WASHINGTON — Celso Piña, a self-taught Mexican accordionist who turned his hometown of Monterrey into an unlikely oasis for cumbia, the Colombian dance music, then became a Latin music superstar with his fusion of rock, reggae, ska, hip-hop, tropical music and Northern Mexican rhythms, died Wednesday at a hospital in Monterrey. He was 66.

The cause was a heart attack, his record label, La Tuna Group, said in a statement. Mr. Piña was in the midst of a North American tour, with a performance this past Saturday in Milwaukee and an Aug. 30 show scheduled in Arlington, Texas.

In what was apparently his last tweet, he wrote Wednesday in Spanish: ‘‘There is no one who resists cumbia.’’ The tweet included a video of one of his biggest hits, the semi-autobiographical dance tune ‘‘Cumbia Sobre el Rio,’’ in which his group sings in Spanish: ‘‘From Monterrey, a Colombian cumbia for everyone.’’
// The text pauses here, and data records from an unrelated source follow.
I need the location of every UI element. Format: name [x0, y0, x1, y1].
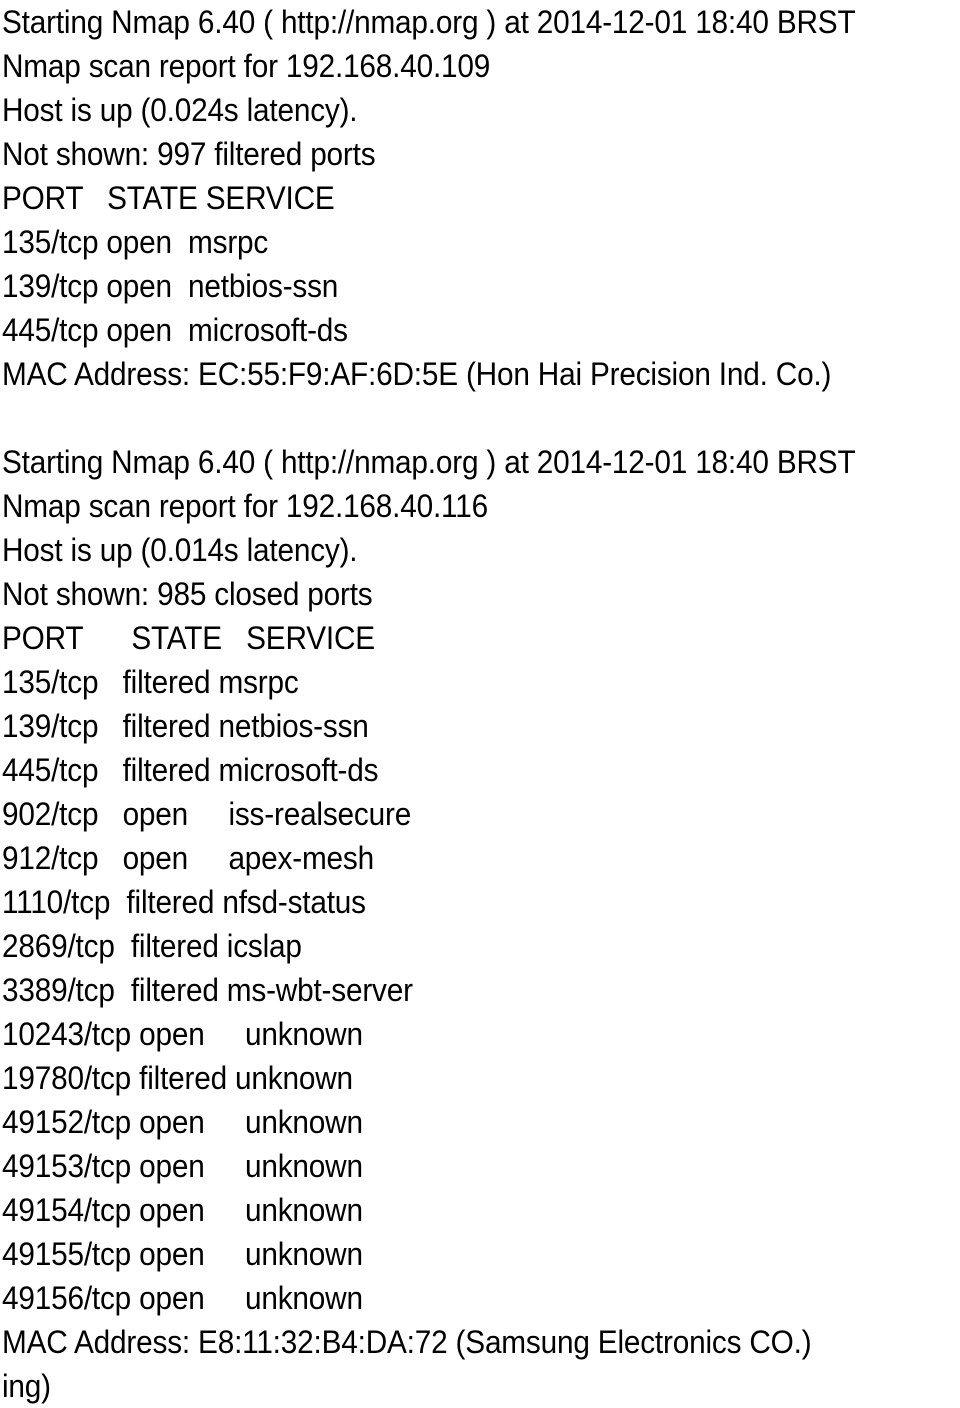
host-status-line: Host is up (0.014s latency). — [2, 532, 358, 568]
host-status-line: Host is up (0.024s latency). — [2, 92, 358, 128]
scan-report-block: Starting Nmap 6.40 ( http://nmap.org ) a… — [2, 440, 958, 1364]
port-row: 3389/tcp filtered ms-wbt-server — [2, 972, 413, 1008]
document-page: Starting Nmap 6.40 ( http://nmap.org ) a… — [0, 0, 960, 1404]
scan-report-block: Starting Nmap 6.40 ( http://nmap.org ) a… — [2, 0, 958, 396]
port-table-header: PORT STATE SERVICE — [2, 620, 375, 656]
port-row: 135/tcp filtered msrpc — [2, 664, 299, 700]
not-shown-ports-line: Not shown: 985 closed ports — [2, 576, 373, 612]
port-row: 49153/tcp open unknown — [2, 1148, 363, 1184]
port-row: 139/tcp filtered netbios-ssn — [2, 708, 369, 744]
mac-address-line: MAC Address: E8:11:32:B4:DA:72 (Samsung … — [2, 1324, 812, 1360]
port-row: 135/tcp open msrpc — [2, 224, 269, 260]
port-row: 445/tcp filtered microsoft-ds — [2, 752, 379, 788]
port-row: 49155/tcp open unknown — [2, 1236, 363, 1272]
port-row: 902/tcp open iss-realsecure — [2, 796, 412, 832]
nmap-banner-line: Starting Nmap 6.40 ( http://nmap.org ) a… — [2, 4, 856, 40]
port-row: 445/tcp open microsoft-ds — [2, 312, 348, 348]
scan-report-target-line: Nmap scan report for 192.168.40.116 — [2, 488, 488, 524]
nmap-scan-output: Starting Nmap 6.40 ( http://nmap.org ) a… — [2, 0, 958, 1408]
port-row: 1110/tcp filtered nfsd-status — [2, 884, 366, 920]
port-table-header: PORT STATE SERVICE — [2, 180, 335, 216]
scan-report-target-line: Nmap scan report for 192.168.40.109 — [2, 48, 491, 84]
blank-separator-line — [2, 396, 891, 440]
mac-address-line: MAC Address: EC:55:F9:AF:6D:5E (Hon Hai … — [2, 356, 832, 392]
port-row: 10243/tcp open unknown — [2, 1016, 363, 1052]
port-row: 49156/tcp open unknown — [2, 1280, 363, 1316]
port-row: 2869/tcp filtered icslap — [2, 928, 302, 964]
trailing-fragment-line: ing) — [2, 1368, 51, 1404]
port-row: 912/tcp open apex-mesh — [2, 840, 374, 876]
port-row: 49152/tcp open unknown — [2, 1104, 363, 1140]
port-row: 19780/tcp filtered unknown — [2, 1060, 353, 1096]
port-row: 139/tcp open netbios-ssn — [2, 268, 339, 304]
not-shown-ports-line: Not shown: 997 filtered ports — [2, 136, 376, 172]
port-row: 49154/tcp open unknown — [2, 1192, 363, 1228]
nmap-banner-line: Starting Nmap 6.40 ( http://nmap.org ) a… — [2, 444, 856, 480]
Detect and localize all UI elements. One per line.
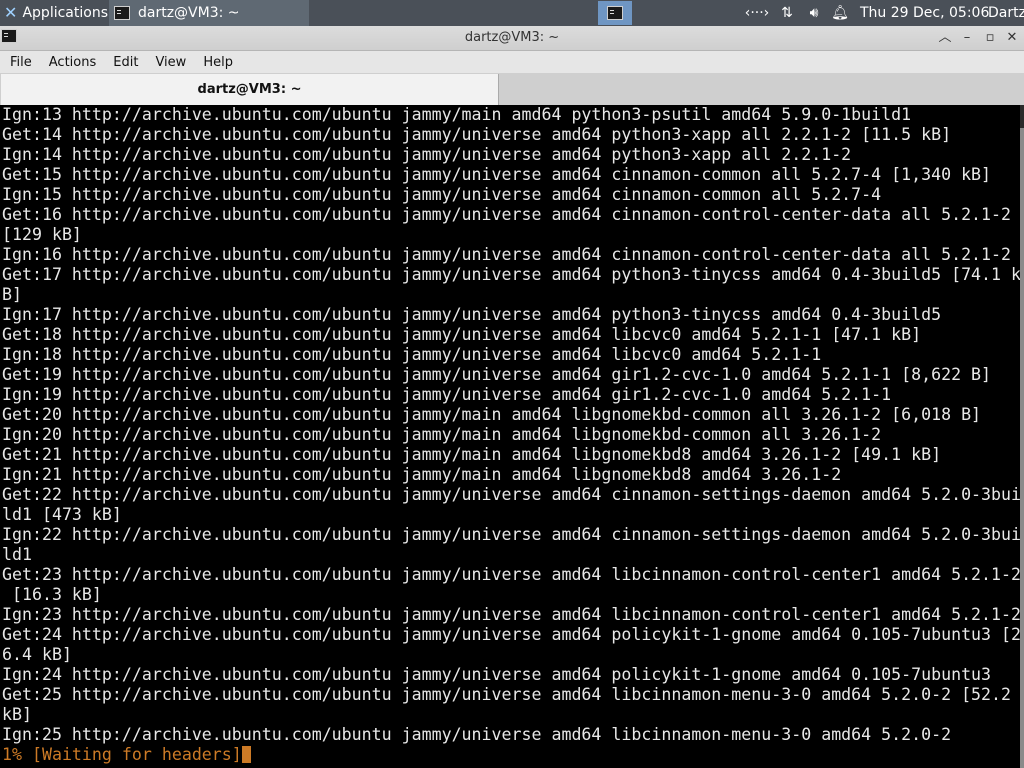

The truth of that statement was almost unimaginable when Mr. Piña began performing in the 1970s, on a two-row accordion his father had given him as a gift. In Monterrey, a sun-baked industrial city in the foothills of the Sierra Madre Oriental, polka and waltz tunes had long dominated dance halls and neighborhood parties.


But Mr. Piña found himself enchanted by the music of Colombian accordionists Aníbal Velásquez and Alfredo Gutiérrez. Listening to their records on repeat, he spent three months learning his first song.

With his brothers Eduardo, Rubén, and Enrique, he serenaded girls in his Monterrey neighborhood and, at 20, left his administrative position at a children’s hospital to become a full-time musician. Slowly, cumbia began to take hold in the city.

Rooted in a country thousands of miles away, Mr. Piña’s songs were initially scorned by local elites and authorities, with concerts sometimes shut down by the police. ‘‘My music provoked the madness of the people,’’ he said last year. They also spurred something like peace: Amid reports that rival gangs in Monterrey stopped fighting only at the sound of cumbia, the writer Carlos Monsiváis dubbed Mr. Piña ‘‘the accordionist of Hamelin,’’ a reference to the Pied Piper whose music lured away rats.